FOM: Alice, Carol and Leibniz
wiman lucas raymond
lrwiman at ilstu.edu
Wed Apr 17 01:31:35 EDT 2002
Hi,
Miguel A. Lerma wrote:
> A linear superposition of two wave functions does not
> represent the state of two particles, but a combination
> of two states of the same particle - which is by itself
> another state of that particle
Yes, you are quite right. I've just been learning this sort of stuff
recently (and hence my confusion). After having done a quick review:
An "observable" (e.g. a particle) is an *operator* on a Hilbert space,
and a given "state" is an eigenvector of the operator.

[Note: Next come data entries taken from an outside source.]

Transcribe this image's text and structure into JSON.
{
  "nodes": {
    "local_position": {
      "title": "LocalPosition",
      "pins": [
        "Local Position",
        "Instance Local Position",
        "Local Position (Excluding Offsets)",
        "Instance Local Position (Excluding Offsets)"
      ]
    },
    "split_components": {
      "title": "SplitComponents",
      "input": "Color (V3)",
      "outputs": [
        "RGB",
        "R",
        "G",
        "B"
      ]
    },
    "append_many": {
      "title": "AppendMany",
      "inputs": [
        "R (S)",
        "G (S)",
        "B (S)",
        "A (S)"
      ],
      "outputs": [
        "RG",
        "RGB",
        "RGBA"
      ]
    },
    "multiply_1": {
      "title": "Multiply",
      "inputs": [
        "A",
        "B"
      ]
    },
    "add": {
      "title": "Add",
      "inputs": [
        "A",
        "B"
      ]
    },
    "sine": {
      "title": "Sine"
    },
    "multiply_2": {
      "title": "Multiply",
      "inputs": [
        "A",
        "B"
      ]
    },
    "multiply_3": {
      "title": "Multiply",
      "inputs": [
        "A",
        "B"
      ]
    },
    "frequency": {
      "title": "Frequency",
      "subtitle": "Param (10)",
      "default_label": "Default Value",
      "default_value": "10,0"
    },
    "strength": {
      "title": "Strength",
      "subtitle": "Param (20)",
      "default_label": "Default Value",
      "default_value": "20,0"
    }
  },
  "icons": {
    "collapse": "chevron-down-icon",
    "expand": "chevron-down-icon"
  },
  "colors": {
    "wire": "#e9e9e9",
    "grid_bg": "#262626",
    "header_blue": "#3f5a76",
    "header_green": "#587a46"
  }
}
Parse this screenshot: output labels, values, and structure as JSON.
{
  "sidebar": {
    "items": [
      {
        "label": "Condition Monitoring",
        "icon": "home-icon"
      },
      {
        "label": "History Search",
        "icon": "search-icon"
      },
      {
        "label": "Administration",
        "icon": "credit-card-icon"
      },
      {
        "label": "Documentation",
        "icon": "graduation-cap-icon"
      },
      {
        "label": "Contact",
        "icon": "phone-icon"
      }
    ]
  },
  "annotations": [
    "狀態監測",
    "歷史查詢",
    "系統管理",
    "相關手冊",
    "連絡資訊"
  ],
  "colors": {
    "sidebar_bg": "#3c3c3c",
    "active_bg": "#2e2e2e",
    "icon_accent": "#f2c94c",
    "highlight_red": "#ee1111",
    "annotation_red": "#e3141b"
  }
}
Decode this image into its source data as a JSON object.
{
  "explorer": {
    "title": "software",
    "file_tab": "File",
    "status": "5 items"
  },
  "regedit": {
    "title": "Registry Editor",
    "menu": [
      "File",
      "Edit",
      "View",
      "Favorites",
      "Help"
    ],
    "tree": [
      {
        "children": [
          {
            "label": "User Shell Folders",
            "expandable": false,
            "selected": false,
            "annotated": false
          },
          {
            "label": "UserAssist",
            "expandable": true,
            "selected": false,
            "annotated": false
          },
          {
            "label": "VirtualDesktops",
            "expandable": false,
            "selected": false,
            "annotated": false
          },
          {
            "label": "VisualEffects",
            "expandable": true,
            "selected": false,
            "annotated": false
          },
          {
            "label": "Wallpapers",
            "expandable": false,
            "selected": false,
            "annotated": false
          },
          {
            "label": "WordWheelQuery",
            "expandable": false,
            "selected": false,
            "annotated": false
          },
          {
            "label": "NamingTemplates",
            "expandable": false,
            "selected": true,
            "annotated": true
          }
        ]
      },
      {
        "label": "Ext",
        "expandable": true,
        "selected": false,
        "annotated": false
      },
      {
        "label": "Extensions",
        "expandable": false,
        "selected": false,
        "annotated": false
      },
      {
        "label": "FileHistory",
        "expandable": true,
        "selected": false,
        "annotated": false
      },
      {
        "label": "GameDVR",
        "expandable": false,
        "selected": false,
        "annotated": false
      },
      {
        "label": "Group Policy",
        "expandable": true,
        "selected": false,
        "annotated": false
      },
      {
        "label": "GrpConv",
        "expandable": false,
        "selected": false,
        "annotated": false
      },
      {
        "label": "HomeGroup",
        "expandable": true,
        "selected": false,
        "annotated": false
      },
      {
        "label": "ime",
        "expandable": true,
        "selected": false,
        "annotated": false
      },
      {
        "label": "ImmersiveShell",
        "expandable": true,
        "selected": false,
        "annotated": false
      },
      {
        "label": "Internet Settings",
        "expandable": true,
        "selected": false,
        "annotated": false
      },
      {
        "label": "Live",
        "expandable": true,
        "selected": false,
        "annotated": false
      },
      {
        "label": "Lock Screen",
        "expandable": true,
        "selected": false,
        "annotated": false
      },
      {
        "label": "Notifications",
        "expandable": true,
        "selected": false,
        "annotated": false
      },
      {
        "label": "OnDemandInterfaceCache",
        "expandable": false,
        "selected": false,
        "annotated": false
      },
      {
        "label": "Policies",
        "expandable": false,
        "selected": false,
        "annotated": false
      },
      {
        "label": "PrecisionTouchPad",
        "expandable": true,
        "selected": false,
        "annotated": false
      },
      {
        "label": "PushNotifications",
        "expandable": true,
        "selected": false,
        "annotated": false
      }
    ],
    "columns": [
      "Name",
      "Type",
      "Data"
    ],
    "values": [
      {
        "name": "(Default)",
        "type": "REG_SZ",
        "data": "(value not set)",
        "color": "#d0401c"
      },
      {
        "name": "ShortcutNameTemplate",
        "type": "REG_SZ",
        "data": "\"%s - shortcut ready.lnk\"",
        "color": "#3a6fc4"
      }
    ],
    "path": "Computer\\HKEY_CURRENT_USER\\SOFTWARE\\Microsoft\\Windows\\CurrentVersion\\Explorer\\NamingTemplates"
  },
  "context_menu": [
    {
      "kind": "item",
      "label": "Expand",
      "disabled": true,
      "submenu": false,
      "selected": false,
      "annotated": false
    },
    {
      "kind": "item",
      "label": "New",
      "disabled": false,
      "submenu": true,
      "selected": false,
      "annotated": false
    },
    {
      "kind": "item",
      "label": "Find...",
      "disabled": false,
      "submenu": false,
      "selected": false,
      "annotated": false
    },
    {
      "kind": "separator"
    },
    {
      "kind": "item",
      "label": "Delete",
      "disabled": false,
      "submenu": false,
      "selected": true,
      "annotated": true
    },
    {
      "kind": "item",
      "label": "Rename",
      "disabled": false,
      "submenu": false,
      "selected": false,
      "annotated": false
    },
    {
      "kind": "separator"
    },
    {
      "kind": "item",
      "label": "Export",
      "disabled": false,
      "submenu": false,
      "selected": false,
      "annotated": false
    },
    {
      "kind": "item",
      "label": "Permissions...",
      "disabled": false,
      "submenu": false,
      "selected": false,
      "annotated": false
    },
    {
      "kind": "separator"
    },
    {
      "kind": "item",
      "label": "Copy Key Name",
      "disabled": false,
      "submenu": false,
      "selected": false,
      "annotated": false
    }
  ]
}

A superposition
of states is a linear combination of eigenvectors, which is normalized.
In any case, if we have our two electrons, and we observe them in two
different states, then they are (for our observation) different. When
we are not making an observation, then the question of identity doesn't
seem to have any meaning. Furthermore, there is always a small
possibility (if I understand things right) that particles can pop in and
out of existance. Thus at the quantum scale, counting the number of
particles may be a losing game.
To avoid the difficulties faced by a quantum world, say we have two
marbles which look identical. If we only look at one at a time, then we
are unable to tell them apart. Yet when we look at both at the same
time, they are certainly distinct marbles, as they will be in different
places. Now say we put them in a bag, and shake the bag up. Then we
will be unable to tell which was which before we shook the bag, but we
will still be able to tell them apart (there will be a predicate which
holds for one, but not for the other).
That's the point I was trying to make: his example of two qualitatively
identical things doesn't hold water.